By Jamie Schafer – White Hall, MD

I’m a sorority girl. I joined Phi Sigma Sigma in October 2010 as a freshman. And, like many others, I have faced questions and stereotypes about greek life from everyone I meet.  Today I would like to address some of my favorite (read: most annoying) B.S. ever spewed.

“Why aren’t you happy and peppy all the time?”

SURPRISE: Women in sororities are human beings who have emotions; just like the rest of the human race. Just because movies portray us as bubbly and constantly happy does not mean it is true.  About 12 million women in the United States experience clinical depression each year,  according to Mental Health America. That number does not exclude sorority girls.


“But you don’t have blond hair and big boobs.”

I’d like to thank movies like “Legally Blonde” (love you, Elle Woods) for this one. Sorority women come in all shapes, sizes and colors. My sorority thrives on inclusiveness and was founded on the basis of just that! We don’t judge you based on your outward appearance, so please don’t judge us.

“All you do is party.”

To be an active member of my sorority I had to obtain and hold a certain GPA, be involved in two other clubs or organizations, clock a certain number of study hours each week, attend sorority meetings and events, attend classes and do community service. One thing has always been true: attending a party has never been a requirement for being an active member of any Greek organization.

Phi Sigma Sigma representing at Relay for Life.

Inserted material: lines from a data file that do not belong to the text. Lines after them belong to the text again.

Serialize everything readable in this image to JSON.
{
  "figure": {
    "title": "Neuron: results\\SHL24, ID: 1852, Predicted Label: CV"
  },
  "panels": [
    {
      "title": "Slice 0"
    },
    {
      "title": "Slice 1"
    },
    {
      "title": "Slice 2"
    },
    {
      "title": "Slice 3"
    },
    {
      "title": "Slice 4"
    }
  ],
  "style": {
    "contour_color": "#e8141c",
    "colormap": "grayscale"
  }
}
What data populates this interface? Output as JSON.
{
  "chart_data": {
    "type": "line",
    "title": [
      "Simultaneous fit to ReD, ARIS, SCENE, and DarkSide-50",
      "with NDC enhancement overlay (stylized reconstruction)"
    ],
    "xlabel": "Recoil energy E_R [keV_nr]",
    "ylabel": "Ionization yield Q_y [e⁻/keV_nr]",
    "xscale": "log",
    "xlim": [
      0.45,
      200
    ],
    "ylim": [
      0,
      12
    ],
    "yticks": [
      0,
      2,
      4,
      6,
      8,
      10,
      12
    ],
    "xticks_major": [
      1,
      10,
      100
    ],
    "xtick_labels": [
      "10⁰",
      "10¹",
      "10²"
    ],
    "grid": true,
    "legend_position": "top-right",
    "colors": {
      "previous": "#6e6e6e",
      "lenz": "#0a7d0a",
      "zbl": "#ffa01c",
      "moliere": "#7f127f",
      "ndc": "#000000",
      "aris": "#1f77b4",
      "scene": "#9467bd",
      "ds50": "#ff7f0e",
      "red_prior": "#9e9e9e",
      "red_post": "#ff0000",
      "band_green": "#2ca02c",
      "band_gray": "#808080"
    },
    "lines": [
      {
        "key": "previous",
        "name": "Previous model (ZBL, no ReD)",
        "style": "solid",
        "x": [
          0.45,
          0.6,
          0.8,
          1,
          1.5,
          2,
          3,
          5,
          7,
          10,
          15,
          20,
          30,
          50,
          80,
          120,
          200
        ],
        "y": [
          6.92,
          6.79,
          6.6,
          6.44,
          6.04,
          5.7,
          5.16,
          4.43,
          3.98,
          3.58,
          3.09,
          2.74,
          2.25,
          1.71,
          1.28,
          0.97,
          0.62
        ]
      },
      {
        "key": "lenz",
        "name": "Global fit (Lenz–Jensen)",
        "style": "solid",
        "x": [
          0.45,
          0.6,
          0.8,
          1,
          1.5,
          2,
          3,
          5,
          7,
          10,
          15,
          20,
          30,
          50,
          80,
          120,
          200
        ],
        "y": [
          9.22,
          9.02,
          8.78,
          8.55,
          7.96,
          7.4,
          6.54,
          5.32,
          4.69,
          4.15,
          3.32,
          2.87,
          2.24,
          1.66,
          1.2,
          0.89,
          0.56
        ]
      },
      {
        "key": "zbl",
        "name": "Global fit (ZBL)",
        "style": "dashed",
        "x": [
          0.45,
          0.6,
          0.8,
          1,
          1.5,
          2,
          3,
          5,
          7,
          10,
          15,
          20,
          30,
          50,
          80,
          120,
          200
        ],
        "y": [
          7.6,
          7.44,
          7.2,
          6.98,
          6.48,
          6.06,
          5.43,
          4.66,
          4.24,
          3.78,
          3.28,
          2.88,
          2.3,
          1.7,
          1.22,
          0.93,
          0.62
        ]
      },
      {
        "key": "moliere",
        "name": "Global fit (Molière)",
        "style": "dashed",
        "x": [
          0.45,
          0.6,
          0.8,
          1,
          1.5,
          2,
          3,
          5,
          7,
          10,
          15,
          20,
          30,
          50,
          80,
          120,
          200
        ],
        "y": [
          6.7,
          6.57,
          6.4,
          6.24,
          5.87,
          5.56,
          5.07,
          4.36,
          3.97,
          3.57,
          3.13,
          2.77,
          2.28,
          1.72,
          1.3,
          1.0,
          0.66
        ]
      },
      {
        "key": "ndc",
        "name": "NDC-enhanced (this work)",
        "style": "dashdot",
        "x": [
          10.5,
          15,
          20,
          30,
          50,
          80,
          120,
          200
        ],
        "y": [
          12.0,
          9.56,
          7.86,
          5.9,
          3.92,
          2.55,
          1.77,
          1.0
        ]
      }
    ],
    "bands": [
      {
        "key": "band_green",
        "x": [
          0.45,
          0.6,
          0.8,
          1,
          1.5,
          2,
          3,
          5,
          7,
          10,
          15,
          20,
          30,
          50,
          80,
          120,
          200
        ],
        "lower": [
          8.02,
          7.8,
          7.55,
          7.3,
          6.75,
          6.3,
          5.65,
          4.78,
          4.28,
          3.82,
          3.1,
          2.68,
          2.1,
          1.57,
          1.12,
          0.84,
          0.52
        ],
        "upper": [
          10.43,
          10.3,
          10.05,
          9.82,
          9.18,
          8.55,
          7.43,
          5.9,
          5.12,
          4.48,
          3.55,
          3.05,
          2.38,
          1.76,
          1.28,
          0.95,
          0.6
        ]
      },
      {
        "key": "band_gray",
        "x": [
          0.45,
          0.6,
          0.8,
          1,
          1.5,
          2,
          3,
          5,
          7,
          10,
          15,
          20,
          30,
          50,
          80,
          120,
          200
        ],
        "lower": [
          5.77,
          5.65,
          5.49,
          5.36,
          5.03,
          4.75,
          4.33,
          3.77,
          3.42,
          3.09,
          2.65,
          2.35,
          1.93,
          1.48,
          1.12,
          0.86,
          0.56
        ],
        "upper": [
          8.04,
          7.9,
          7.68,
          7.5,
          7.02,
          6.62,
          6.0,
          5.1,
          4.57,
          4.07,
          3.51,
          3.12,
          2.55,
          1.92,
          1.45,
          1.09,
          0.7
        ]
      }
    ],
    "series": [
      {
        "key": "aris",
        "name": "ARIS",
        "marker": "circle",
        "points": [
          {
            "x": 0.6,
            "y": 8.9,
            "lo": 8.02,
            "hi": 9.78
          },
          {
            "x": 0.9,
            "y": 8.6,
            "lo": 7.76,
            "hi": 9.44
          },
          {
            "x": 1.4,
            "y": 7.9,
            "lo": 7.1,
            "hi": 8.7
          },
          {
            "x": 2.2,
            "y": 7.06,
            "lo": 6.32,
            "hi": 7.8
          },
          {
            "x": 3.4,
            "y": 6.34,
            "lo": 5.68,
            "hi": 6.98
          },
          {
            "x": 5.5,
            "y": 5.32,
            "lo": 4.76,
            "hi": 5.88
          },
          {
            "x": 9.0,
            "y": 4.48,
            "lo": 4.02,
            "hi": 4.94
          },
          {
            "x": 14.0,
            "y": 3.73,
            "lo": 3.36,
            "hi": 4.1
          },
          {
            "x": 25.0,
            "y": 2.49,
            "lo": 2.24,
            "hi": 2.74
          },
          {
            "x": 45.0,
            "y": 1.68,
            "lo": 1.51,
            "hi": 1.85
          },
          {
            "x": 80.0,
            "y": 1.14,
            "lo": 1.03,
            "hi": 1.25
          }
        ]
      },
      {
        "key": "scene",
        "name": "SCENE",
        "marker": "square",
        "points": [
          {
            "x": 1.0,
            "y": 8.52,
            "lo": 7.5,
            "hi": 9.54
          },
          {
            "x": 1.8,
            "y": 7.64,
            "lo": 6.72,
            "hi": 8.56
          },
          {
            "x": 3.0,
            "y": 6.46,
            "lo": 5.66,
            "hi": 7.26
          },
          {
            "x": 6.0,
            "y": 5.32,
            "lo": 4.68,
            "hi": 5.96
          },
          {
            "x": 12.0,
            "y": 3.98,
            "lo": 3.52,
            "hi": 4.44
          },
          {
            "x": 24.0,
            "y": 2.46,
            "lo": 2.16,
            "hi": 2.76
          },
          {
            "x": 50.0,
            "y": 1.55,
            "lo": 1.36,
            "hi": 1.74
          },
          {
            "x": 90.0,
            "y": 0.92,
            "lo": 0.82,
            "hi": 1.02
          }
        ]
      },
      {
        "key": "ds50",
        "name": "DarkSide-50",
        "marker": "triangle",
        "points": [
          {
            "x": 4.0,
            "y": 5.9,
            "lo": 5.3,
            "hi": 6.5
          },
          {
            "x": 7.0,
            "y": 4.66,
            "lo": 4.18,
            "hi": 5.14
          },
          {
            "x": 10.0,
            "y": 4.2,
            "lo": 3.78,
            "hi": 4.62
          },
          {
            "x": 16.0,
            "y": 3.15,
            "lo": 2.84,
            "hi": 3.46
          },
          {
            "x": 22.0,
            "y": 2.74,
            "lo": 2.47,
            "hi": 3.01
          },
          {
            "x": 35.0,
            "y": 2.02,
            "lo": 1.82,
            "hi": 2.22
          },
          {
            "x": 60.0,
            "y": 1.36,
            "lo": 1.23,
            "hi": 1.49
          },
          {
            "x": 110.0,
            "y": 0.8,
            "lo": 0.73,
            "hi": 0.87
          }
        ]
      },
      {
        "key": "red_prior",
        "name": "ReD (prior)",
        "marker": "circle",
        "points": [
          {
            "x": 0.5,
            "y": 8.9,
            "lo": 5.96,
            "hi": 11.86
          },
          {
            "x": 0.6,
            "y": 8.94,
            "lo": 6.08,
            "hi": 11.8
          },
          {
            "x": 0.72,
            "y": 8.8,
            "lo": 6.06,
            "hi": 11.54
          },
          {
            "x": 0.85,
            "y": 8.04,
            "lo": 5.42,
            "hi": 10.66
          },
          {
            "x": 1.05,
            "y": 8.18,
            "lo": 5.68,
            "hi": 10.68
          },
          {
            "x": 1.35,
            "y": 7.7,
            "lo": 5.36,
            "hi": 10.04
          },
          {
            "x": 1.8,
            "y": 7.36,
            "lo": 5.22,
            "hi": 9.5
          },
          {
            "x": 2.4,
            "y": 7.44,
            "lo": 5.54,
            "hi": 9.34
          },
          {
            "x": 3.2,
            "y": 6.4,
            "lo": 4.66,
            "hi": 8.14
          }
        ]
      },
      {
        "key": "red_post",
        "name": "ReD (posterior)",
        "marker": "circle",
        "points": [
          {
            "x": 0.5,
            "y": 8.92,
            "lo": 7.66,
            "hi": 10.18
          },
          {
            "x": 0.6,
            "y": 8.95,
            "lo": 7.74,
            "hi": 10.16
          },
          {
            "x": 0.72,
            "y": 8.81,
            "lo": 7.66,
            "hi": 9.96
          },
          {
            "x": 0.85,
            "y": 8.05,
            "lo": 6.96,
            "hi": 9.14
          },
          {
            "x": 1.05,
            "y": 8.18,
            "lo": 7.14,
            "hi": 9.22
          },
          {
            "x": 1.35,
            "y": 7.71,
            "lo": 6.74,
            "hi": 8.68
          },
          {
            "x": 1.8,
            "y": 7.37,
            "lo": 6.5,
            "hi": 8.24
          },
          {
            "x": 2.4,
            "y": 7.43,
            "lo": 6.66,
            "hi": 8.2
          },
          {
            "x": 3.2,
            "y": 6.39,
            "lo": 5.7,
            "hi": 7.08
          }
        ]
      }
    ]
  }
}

I have friends who were not involved in Greek life, who partied more than I did, and I had sisters who never attended one party in four years of college.

“So you’ve been hazed?”

Does hazing happen in Greek life? Unfortunately, yes. But most sororities have a firm anti-hazing policy, and have never and never will haze a potential new member. Hazing is an unfortunate circumstance that certain people, not their organization, take upon themselves to commit.

You’re in a sorority?”

No woman has to look or act a certain way to be a member of a sorority. Condoleezza Rice, Sally Ride and Katie Couric are all sorority women. They all have different appearances and have vastly different occupations. That is what I love about Greek life – our sisters all come from different backgrounds and bring something unique to the organization. There is no physical description checklist to get into my sorority, and that’s just how we like it.

“You only hang out and talk to other sisters.”

I don’t understand how this could be physically possible. How can you go to class, or work, or outside, and not speak to another human that isn’t in your sorority? Even if someone was successfully achieving that- they weren’t born into a sorority. You have to have some other form of human contact other than Greek life. I have friendships from classes, and high school and jobs and they weren’t from Greek life.

On Wednesday, we wear face masks.

“So you lived in a house together and had pillow fights?”

In Baltimore County, more than three unrelated women living together in a house is considered a brothel. So, I personally did not live in a sorority house. But having lived in apartments with sisters surrounded by other sisters I can tell you that we never had one pillow flight. There was a pretty physical game of musical chairs once, a lot of wine nights, cuddling, crafting sessions, family dinners, pregames, and that one time we played cornhole in the hallway. But how is that any different from what “non-Greek life” friends do?

“You paid for your friends.”

What I paid for is an opportunity to be a part of a worldwide organization that would facilitate opportunities for me to flourish. Going Greek is what you make of it: you get out what you put in. I have sisters that dropped out and sisters who don’t have friends in the sorority because that is what they made of it.

I paid for an opportunity to serve my university and my community. I paid for my attendance in leadership conferences and seminars. I paid for a mentorship during my four years of college. I paid for my attendance in Greek life events such as formals and for Greek life apparel.

What I didn’t pay for was a group of girls who would drop everything to come to my side in a time of need. For moments that turned into memories. For a home away from home. For a family no matter what. For sisters of all ages all over the world. For unconditional love. For the tightest group of friends that will last a lifetime.

If I paid for my friends, I certainly didn’t pay enough.